According to a significant United Nations economic survey, which was made public on Thursday, the nation's economy will grow faster this year and next, with real GDP growth of 2% and 2.3%, respectively.
Additionally, it predicted that inflation would decline from 26% in 2024 to 12.2% in 2025.
The UN Economic and Social Commission for Asia and the Pacific (UN-ESCAP) published the '2024 Economic and Social Survey of Asia and the Pacific', which stated that a significant flood disrupted agricultural production and that political unrest negatively affected business and consumer sentiment.
It was mentioned that the economy had regained some macroeconomic stability during 2023 thanks to an agreement with the International Monetary Fund in mid-2023 and additional support from China, Saudi Arabia, and the United Arab Emirates.
According to the survey, the economy was going through fiscal adjustments, like cutting back on subsidies to the electricity industry, in an effort to restore stability. It also mentioned that tax gaps were moderate despite the low tax rates, though they might not be small if expressed as a percentage of current tax revenues as opposed to GDP.
According to the survey, the above indicated that improved tax administration and policies might not be sufficient to close the significant financing gaps for development in low-tax nations.
Also Read: Inflation resurges by around 1% in final days of Ramazan
The survey recommended that larger-scale increases in tax revenue would be necessary, along with general improvements in socioeconomic development and public governance.
It emphasized that the governments of developing Asia-Pacific nations were in dire need of long-term, reasonably priced funding because many of them were having to decide between paying off debt in an environment with high interest rates and making investments in their citizens' social protection, health, and educational opportunities.
The survey indicates that fresh viewpoints and methods may be able to resolve this enduring problem. The survey made several recommendations for such measures, including that donors should put recipient countries' needs for development financing ahead of their own political agendas, that multilateral development banks should strengthen their lending capabilities, including by bringing in new capital, and that credit rating agencies should take a long-term view and recognize that public investments made to realize shared development goals eventually boost fiscal credibility.
Stronger public revenue collection was also suggested by the survey as a way to lower borrowing costs and fiscal risks while also aiding in the "tax gap" closure.
The survey revealed that policies aimed at enhancing tax compliance among society have unrealized potential in addition to streamlining tax administration through digital means.

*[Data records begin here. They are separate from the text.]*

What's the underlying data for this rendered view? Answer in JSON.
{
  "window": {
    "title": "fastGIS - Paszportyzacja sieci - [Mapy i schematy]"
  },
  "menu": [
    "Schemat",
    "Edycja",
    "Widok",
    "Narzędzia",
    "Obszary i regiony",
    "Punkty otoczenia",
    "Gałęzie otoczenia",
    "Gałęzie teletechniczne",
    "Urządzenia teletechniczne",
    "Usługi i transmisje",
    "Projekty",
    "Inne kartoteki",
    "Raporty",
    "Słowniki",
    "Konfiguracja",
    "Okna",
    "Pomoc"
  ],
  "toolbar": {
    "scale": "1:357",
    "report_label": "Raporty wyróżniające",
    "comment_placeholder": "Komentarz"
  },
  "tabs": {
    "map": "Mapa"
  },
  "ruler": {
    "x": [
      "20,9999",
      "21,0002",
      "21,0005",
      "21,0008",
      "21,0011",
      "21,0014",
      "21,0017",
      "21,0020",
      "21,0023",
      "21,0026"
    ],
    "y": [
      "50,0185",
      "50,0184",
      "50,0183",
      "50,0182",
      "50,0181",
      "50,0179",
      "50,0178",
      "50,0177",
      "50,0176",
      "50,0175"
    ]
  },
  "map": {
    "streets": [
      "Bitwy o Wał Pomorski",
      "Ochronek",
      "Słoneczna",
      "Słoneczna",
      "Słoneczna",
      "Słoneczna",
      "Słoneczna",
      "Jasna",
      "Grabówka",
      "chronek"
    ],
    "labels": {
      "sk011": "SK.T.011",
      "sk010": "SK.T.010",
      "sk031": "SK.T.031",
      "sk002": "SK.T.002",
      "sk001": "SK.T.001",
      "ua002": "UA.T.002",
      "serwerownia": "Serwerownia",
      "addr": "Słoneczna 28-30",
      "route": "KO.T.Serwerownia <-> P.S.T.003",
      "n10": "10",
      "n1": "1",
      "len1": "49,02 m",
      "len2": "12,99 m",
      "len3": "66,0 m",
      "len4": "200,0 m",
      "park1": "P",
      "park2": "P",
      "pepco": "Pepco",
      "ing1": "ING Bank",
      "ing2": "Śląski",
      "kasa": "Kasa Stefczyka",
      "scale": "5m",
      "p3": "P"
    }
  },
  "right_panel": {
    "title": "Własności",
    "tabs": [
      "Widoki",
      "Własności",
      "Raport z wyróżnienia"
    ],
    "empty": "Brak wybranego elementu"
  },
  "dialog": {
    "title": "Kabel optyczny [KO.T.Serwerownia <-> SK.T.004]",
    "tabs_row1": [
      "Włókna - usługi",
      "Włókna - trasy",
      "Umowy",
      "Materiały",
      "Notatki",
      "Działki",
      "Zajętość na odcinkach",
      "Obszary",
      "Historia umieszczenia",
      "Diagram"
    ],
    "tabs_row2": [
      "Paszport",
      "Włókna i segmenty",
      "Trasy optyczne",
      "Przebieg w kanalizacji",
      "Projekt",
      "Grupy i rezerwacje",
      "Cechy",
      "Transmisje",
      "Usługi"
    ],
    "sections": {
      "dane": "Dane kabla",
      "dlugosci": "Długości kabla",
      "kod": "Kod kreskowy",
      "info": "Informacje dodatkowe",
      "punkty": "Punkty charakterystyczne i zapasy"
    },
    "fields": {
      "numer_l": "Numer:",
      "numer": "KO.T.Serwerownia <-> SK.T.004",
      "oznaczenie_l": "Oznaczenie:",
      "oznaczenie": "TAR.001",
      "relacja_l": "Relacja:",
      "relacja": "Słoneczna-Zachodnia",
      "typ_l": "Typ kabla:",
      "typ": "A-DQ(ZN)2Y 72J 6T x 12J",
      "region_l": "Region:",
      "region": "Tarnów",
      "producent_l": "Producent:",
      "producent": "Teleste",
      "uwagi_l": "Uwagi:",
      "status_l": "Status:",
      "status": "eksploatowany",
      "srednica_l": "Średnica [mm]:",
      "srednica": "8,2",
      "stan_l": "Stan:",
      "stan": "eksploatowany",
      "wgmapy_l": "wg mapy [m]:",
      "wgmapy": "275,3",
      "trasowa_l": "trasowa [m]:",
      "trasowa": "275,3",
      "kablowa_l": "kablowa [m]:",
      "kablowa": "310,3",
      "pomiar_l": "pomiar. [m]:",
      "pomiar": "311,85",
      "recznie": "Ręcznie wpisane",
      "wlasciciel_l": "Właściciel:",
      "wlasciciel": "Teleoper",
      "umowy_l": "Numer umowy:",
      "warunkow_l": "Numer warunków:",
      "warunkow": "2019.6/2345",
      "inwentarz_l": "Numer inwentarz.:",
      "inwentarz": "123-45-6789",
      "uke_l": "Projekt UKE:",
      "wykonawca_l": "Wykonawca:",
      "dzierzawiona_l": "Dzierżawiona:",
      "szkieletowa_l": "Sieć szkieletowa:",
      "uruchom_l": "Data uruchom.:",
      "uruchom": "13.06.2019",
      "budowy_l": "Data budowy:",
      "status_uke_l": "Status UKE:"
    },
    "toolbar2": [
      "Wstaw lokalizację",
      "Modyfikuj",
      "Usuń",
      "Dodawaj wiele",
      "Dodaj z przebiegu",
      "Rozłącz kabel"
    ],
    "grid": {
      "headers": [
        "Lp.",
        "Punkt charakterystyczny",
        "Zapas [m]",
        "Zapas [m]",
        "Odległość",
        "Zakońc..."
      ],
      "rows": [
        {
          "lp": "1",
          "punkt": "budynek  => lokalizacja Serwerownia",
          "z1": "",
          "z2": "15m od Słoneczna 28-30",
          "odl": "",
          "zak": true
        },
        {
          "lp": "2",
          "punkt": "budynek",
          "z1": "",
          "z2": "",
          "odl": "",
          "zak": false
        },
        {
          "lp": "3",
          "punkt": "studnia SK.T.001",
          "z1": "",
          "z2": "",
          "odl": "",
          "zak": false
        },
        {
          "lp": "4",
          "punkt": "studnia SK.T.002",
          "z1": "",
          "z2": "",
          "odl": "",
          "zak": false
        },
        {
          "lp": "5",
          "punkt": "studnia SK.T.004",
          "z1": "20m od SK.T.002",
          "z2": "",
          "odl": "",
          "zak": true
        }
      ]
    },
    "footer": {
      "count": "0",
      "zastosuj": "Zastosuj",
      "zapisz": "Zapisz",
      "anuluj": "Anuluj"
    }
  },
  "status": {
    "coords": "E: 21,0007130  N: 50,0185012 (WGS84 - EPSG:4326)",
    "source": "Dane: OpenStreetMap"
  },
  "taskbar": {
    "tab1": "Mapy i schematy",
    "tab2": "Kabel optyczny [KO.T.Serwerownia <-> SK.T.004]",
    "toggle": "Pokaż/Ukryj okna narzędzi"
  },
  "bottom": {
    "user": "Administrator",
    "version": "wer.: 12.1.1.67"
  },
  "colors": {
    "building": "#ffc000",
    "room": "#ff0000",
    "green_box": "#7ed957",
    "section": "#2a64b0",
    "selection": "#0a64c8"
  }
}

Also Read: Sugar price set to rise as mill owners seek 1m tons export permission
It further stated that in order to unlock significant domestic savings in the area and to boost the availability of long-term capital for investments in the Sustainable Development Goals (SDG), more developed capital markets were required.
Asian and Pacific developing nation governments are victims of an antiquated, unfair, and broken global financial system. According to the report, UN Secretary-General Antonio Guterres stated, "They face fiscal constraints, rising borrowing rates with shorter loan maturity and heavy debt burdens."
The value of national minimum wages, adjusted for inflation, has decreased in a number of countries recently, making it harder for lower-income groups to deal with scarce job opportunities and high food prices. As a result, he said, income inequality in the region is also likely to increase.
The myth that increased public debt levels invariably result in increased debt distress must be debunked. The survey discovered that while average economic growth in the developing Asia-Pacific region increased from 3.5% in 2022 to 4.8% in 2023, the recovery was centred in a small number of major nations.
The region's GDP was expected to grow by 4.4% in 2024 and 2025, which would be below the pre-pandemic trend but still fairly steady.
According to the survey, the region's economies are facing a number of challenges, including trade fragmentation, rising geopolitical tensions, and unpredictable trends in inflation and interest rates.
Also Read: Textile products export gains 3.2% growth on monthly basis
Governments would have to borrow money in order to meet their significant needs for financing sustainable development, even though a robust and equitable tax system and effective public spending should continue to serve as the cornerstone for funding vital public investments.
The percentage of external public debt owed to official creditors in Asia and the Pacific fell from 54% in 2010 to 35% in 2022. According to the survey, private creditors—bondholders in particular—have consequently emerged as the primary creditors for the nations in the area.
Macroeconomic fundamentals, including inflation, exchange rate volatility, fiscal position, sovereign credit rating, and capital market liquidity, were found to be significant determinants of government borrowing costs in a number of Asia-Pacific economies, according to a recent quantitative analysis by ESCAP.
According to the 2024 survey, increasing domestic savings and bolstering tax revenue collection were especially crucial.
According to the survey, the developing Asia-Pacific region has made significant strides in raising tax revenue. The average tax-to-GDP ratio rose from 13.7% in 2001 to 17.8% in 2011, but then moderated to 15.7% in 2021 due to the pandemic.